P. Boyer : Monsieur Strauss-Kahn, bonjour.

D. Strauss-Kahn : Bonjour.

P. Boyer : Croyez-vous qu’il y aura un tremblement de terre en Île-de-France au soir du 15 mars ?

D. Strauss-Kahn : Vous faites allusion à la phrase de C. Pasqua qui a dit que si la gauche gagnait, il y aurait un tremblement de terre. Écoutez, je crois que si la gauche gagne en Île-de-France, cela sera très significatif. D’abord parce que cette région a toujours été classée sociologiquement à droite. Donc, si la gauche gagne, c’est un vrai événement, et puis surtout, cela va être très significatif parce que cela va changer considérablement la vie quotidienne sur les fonctions qui sont celles de la région : les transports, le logement social, la formation, etc. Mais enfin, c’est loin d’être fait ; c’est loin d’être fait. Une campagne, ça va jusqu’au bout. Les sondages qui sont parus n’ont pas été défavorables à la gauche, mais il y a encore beaucoup de gens qui n’ont pas choisi. Et donc, je considère qu’on est loin d’avoir encore gagné.
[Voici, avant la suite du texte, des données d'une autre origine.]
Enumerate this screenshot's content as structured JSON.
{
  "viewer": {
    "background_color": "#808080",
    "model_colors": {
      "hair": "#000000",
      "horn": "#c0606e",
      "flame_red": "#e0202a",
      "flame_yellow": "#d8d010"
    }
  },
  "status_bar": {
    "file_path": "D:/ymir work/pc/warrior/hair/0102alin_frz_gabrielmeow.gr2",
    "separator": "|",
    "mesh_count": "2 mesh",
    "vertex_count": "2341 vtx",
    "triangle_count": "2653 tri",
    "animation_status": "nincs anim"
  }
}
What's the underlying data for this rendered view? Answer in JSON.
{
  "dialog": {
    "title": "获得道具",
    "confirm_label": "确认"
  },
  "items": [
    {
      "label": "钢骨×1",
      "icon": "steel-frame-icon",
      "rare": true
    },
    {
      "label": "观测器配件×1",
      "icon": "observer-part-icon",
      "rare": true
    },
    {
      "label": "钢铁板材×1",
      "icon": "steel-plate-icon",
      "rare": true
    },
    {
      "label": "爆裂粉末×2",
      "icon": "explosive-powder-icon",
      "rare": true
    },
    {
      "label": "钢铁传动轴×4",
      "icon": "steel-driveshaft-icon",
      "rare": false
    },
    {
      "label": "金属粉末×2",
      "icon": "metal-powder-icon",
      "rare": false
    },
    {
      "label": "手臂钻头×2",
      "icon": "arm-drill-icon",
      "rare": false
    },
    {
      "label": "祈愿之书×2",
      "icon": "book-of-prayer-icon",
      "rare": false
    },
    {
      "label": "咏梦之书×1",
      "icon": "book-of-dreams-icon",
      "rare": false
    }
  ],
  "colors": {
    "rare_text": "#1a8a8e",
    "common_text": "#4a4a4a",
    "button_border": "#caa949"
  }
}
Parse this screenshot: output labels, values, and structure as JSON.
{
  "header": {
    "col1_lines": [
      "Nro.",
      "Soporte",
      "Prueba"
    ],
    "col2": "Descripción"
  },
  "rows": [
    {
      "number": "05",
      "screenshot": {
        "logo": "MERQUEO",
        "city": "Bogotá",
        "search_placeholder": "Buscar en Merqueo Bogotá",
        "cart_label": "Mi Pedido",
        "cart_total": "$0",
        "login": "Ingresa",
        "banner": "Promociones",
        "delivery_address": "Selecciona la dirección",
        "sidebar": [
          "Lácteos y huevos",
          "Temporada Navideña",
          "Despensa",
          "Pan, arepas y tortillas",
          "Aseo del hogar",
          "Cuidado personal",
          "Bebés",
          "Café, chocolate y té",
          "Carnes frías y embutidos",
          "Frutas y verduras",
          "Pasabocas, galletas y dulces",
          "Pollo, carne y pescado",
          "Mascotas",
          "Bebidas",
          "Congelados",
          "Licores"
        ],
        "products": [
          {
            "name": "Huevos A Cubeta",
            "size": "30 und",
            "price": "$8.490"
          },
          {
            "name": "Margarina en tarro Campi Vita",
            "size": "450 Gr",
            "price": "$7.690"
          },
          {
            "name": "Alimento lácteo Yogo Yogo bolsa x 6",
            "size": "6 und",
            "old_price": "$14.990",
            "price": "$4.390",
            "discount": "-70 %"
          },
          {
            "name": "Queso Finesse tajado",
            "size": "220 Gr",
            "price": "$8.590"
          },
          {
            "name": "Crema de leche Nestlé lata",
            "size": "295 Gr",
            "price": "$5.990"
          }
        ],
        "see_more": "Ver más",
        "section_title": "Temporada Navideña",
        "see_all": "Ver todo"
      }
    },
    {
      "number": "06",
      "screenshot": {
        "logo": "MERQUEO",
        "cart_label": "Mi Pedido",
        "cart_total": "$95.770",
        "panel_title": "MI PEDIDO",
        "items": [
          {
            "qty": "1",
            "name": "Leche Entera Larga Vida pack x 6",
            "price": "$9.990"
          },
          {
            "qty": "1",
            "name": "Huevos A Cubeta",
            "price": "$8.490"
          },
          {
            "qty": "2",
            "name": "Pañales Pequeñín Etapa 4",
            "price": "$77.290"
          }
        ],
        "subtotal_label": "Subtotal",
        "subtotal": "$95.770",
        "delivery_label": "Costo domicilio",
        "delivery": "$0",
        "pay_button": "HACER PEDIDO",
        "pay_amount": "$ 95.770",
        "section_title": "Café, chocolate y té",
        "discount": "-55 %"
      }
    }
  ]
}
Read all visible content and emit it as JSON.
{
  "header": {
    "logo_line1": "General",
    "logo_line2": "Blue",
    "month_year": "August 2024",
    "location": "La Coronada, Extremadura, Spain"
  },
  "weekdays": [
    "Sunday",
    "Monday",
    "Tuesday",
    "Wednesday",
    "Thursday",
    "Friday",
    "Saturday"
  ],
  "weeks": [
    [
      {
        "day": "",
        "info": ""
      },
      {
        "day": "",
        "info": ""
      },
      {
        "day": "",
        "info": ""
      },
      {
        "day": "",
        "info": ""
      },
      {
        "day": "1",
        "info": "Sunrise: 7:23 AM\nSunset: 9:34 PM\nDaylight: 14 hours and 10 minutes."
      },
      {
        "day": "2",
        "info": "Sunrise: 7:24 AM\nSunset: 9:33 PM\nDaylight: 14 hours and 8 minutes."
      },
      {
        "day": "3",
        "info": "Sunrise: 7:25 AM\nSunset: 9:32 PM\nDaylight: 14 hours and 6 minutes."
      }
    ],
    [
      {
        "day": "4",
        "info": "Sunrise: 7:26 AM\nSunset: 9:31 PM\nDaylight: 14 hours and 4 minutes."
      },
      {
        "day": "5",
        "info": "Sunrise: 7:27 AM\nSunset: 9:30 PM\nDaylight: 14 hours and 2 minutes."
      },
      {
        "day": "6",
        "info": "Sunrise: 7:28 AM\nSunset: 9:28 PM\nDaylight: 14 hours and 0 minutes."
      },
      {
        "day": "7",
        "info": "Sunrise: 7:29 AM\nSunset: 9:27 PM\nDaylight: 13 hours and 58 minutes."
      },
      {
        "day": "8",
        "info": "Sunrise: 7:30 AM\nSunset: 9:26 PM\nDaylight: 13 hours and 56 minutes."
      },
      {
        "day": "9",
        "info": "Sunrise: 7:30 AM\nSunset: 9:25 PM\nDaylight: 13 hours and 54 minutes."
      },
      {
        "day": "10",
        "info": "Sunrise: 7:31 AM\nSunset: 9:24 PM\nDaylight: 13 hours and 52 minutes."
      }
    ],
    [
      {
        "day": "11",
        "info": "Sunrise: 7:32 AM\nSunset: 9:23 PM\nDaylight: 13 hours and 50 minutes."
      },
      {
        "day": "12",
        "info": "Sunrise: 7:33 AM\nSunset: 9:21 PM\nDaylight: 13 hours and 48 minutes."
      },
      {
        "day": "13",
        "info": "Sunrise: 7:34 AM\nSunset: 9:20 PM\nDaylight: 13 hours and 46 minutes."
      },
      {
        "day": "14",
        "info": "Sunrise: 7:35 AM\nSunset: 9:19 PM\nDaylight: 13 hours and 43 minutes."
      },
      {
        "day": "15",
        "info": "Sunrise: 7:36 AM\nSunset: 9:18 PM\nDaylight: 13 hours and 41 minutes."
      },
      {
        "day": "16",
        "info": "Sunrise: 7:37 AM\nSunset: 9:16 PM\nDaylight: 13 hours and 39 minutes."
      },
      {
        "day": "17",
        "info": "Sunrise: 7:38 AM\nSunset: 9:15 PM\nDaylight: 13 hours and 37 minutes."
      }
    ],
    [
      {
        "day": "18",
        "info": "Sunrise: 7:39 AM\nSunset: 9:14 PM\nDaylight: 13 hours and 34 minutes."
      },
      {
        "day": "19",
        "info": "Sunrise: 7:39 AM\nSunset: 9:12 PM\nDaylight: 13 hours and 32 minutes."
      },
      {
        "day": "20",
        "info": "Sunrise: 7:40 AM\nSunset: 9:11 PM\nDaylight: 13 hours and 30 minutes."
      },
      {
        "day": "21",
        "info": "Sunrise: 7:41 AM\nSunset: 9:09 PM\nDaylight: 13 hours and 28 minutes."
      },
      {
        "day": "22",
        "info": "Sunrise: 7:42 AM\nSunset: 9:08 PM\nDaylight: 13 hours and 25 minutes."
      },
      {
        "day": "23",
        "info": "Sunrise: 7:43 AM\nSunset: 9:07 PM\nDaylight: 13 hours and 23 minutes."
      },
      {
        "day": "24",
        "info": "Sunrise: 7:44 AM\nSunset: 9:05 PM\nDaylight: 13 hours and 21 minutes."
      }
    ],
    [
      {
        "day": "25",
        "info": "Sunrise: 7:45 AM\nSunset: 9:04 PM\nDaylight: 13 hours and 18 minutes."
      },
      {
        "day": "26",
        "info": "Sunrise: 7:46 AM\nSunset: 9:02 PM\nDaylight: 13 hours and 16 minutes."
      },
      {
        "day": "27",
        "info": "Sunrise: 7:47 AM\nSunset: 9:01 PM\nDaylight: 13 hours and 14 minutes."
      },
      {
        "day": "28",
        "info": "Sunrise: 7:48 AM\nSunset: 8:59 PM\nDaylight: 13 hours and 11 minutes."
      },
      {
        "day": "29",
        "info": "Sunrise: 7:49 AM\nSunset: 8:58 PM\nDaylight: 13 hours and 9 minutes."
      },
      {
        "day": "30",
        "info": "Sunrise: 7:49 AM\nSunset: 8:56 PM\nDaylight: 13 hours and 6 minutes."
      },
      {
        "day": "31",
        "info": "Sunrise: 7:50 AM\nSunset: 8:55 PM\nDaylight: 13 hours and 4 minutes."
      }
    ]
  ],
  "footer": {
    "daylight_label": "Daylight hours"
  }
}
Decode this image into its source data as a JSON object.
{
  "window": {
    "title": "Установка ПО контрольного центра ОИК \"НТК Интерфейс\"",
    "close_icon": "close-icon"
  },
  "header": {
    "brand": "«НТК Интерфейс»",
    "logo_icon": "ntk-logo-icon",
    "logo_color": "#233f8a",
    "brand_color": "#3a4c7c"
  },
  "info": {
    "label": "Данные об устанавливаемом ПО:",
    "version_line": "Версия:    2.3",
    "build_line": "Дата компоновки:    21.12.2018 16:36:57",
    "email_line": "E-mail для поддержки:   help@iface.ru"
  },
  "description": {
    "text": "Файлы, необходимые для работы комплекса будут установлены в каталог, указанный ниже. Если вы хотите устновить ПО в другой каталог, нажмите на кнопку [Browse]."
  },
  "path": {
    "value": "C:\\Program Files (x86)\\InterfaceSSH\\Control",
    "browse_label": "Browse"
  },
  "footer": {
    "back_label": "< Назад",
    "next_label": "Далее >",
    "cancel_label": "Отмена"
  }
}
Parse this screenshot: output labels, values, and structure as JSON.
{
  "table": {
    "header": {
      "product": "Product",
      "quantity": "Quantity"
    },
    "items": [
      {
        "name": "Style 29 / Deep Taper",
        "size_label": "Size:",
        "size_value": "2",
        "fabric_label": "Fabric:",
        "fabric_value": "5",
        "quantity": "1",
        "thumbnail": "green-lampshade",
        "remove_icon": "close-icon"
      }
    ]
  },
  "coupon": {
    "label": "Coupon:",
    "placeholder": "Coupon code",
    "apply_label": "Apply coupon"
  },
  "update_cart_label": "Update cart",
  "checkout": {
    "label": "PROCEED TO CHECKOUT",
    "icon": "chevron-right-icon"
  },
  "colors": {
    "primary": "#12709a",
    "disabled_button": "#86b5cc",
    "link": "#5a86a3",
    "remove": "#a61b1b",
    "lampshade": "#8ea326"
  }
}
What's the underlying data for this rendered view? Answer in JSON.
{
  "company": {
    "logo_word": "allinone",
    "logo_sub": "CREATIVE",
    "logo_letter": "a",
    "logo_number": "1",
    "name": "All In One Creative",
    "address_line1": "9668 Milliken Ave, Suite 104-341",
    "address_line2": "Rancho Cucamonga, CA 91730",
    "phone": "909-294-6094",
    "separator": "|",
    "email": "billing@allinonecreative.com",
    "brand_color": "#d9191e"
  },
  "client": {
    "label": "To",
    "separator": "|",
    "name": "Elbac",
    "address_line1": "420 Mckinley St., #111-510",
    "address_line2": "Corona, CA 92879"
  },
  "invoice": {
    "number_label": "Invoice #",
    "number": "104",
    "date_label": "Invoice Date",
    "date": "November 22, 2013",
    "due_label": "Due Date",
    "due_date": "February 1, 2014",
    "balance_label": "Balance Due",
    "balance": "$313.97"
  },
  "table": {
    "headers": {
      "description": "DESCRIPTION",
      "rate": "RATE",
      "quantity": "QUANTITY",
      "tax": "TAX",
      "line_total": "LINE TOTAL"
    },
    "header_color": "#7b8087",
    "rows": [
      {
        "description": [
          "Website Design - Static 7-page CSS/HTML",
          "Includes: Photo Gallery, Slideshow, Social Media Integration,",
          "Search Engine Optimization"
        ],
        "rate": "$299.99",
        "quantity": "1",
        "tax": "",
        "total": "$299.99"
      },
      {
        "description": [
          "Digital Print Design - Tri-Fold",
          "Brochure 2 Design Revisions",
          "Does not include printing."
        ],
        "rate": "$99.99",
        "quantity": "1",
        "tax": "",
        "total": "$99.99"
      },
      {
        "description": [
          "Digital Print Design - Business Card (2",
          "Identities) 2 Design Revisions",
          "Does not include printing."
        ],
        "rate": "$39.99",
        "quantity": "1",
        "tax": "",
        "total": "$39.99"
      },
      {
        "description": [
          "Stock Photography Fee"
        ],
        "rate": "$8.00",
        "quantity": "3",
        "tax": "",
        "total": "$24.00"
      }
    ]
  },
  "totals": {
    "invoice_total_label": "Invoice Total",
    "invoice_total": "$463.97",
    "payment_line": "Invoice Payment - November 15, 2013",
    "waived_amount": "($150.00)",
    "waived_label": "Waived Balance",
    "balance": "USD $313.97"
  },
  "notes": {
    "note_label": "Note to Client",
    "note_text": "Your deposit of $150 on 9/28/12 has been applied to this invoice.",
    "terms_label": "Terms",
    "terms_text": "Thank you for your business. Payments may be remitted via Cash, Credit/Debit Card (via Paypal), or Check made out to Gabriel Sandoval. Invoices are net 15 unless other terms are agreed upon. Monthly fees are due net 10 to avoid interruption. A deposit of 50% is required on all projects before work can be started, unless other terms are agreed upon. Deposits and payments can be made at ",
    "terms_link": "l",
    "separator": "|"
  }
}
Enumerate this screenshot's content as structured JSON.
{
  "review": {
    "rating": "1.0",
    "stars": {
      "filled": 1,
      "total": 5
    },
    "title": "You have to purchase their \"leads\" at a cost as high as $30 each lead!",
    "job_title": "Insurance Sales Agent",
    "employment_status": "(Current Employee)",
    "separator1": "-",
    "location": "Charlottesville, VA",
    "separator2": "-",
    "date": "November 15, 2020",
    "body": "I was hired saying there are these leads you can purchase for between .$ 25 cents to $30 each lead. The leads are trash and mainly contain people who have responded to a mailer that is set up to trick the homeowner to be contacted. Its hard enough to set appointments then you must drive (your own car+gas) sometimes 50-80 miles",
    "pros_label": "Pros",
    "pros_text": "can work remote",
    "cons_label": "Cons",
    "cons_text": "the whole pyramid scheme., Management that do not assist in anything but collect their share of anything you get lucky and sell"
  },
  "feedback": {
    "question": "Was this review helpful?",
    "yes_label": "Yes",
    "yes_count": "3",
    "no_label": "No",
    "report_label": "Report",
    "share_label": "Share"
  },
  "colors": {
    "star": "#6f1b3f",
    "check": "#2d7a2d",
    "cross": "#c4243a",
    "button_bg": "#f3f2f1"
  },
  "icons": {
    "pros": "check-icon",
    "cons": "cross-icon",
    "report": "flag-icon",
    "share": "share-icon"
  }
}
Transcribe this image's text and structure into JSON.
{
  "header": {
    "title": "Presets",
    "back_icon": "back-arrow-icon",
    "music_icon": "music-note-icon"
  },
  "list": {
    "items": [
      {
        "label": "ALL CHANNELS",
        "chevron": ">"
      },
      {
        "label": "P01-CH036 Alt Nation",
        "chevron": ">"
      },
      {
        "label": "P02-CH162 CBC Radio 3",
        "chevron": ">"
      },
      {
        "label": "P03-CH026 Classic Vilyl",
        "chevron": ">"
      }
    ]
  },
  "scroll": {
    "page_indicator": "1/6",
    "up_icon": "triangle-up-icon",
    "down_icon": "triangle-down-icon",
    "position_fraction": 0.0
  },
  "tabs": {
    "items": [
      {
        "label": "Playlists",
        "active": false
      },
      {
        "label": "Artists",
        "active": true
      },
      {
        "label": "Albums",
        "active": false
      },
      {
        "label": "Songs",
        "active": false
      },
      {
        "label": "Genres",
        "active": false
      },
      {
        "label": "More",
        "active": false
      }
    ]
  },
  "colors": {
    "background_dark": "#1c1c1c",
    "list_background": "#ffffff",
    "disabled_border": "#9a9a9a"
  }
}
P. Boyer : Mais si J.-P. Huchon devient président de la région capitale, la semaine prochaine, qu’est-ce que vous devenez, vous, en Île-de-France ? Vous tirez les ficelles derrière le président ?

D. Strauss-Kahn : Absolument pas. Ça, c’est une vision ancienne de la politique de croire qu’il y a des gens qui tirent des ficelles. Moi j’ai hésité, chacun le sait, jusqu’à la fin du mois de janvier, de savoir si je devais rester au Gouvernement ou bien dans l’hypothèse où on gagnerait la région, de la présider, ce que me demandaient mes amis. On a discuté collectivement ; on est arrivé à la conclusion que ma mission au Gouvernement n’était pas terminée et donc on a cherché un autre président. J.-P. Huchon sera un parfait président avec fonction pleine et entière. Moi je serai conseiller régional, et je siégerai à la région, parce que la région m’intéresse, je l’ai toujours dit. Et ce n’est pas parce que je suis aujourd’hui au Gouvernement que je ne vais pas m’intéresser à la région.

P. Boyer : Mais après avoir hésité, vous ne pourriez pas changer d’avis, plus tard, une fois que l’euro est installé ?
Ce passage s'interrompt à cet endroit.